Pour une typologie du sublime dans La Comédie humaine d'Honoré de Balzac

par Jean-Philippe Simard

Thèse de doctorat en Langues et littérature françaises

Sous la direction de Andrea Del Lungo.

Le président du jury était Dominique Massonnaud.

Le jury était composé de Andrea Del Lungo, Dominique Massonnaud, Franc Schuerewegen, Yvon Le Scanff.

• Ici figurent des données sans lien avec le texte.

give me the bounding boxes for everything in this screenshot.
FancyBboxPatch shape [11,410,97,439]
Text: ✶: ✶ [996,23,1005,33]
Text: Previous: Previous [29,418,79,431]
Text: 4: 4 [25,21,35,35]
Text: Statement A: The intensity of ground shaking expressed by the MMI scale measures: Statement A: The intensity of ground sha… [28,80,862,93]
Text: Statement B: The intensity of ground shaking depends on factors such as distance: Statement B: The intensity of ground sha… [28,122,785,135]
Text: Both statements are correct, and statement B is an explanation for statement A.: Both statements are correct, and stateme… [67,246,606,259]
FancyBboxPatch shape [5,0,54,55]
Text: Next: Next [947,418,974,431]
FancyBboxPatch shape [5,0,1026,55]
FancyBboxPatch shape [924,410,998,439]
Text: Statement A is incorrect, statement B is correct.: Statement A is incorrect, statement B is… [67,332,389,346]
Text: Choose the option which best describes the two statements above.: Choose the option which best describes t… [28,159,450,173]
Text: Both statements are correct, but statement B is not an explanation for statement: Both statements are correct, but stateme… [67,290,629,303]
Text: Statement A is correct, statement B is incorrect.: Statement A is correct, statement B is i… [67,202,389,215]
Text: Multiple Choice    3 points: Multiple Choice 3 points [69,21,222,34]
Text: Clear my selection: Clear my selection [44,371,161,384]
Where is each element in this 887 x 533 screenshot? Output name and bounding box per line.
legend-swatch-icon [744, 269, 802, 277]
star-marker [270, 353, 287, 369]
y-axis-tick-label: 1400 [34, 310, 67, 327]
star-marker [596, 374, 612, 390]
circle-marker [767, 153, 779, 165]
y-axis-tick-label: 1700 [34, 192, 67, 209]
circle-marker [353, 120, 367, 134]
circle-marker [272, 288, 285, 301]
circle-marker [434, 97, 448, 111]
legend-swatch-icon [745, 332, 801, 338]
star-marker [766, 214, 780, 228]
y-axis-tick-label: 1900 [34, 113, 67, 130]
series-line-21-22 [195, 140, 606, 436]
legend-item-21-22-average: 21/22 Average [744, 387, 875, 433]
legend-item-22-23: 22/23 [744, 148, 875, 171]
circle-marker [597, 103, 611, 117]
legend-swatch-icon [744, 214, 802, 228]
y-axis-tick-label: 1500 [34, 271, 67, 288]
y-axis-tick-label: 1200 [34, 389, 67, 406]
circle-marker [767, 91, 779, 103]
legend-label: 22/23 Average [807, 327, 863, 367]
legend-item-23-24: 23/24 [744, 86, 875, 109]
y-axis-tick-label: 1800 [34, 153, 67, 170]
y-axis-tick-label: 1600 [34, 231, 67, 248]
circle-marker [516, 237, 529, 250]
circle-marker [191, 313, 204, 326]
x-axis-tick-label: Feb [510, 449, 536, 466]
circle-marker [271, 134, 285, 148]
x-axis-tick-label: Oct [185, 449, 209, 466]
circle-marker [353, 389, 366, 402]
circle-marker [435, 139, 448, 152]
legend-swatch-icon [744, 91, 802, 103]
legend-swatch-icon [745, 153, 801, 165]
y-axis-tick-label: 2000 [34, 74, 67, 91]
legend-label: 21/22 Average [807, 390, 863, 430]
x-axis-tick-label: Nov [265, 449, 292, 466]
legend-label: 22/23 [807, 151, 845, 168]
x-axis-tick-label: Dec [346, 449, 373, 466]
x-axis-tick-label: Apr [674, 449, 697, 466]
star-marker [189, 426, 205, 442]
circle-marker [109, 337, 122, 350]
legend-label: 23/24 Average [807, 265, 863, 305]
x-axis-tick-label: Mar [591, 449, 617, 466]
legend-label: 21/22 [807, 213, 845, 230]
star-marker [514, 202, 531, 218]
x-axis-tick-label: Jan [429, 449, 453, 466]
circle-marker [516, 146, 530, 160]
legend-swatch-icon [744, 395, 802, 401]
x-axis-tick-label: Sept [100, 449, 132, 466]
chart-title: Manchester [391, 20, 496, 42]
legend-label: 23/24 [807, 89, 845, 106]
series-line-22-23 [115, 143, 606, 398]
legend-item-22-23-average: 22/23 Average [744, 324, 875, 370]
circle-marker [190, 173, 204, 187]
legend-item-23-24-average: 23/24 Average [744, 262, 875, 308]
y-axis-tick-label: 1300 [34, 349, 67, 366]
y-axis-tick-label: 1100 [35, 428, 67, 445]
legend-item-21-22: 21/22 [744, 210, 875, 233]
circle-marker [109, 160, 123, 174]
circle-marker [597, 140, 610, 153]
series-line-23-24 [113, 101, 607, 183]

Les rapporteurs étaient Dominique Massonnaud, Franc Schuerewegen.


  • Résumé

    Lorsque Edmund Burke et Kant traitent du sublime à la fin du XVIIIe siècle, ils identifient l’infini et l’ « astonishment », lié à une passion de conservation de soi, comme sources de sublime. L’identification de celles-ci dans leurs œuvres respectives s’oriente toute vers la violence d’une émotion, d’un paysage ou d’une situation : sang, assassinats, paysages naturels gigantesques et effrayants sont autant de situations qu’ils identifient comme principaux motifs de transport de sublime. Mais dans l’Œuvre de Balzac, il va se révéler beaucoup plus complexe, prenant différentes formes toutes plus diverses les unes des autres. Ainsi, sous la plume de Balzac, le sublime ne s’incarne plus qu’à travers le côté sombre des choses, caractéristique romantique. Cette étude propose donc d’envisager le sublime comme pluriel. Le but premier en sera d’établir une typologie du sublime dans plusieurs œuvres de l’auteur afin de montrer le génie d’un homme qui sut innover et se différencier des autres auteurs de l’époque. Le beau, le bon, l’exemplaire, le surpassement de l’être et bien d’autres encore sont autant de catégories qui seront proposées et permettront ainsi une relecture de La Comédie humaine jusque-là jamais envisagée.

  • Titre traduit

    For a Typology of the aesthetic of the Sublime in Balzac’s La Comédie humaine


  • Résumé

    When Edmund Burke and Kant deliberate on the aesthetic of the sublime in the late 18th century, they identified concepts such as the infinity and the “astonishment“ as the beginnings of this aesthetic, linked to an instinct of self-preservation. They identify how the origins of the sublime take form around the violence of an emotion, a landscape or a situation: blood, murders, great but terrifying landscapes are all considered a reason for the communication of this aesthetic. Conversely, in Balzac’s work, the sublime is more complex, showing multiple forms all different from one another; the sublime no longer appears only through the somber lens, characteristic of the Romantic Period. This study suggest reconsidering the sublime as plural. The main objective being the establishment of a typology of Balzac’s novels in order to identify the genius of a man who innovated and differentiated himself from other 19th century writers. The beauty, the good, the exemplary, alongside the out-performance of oneself and more, are all categories which appear in this study and allow a now reading of La Comédie humaine.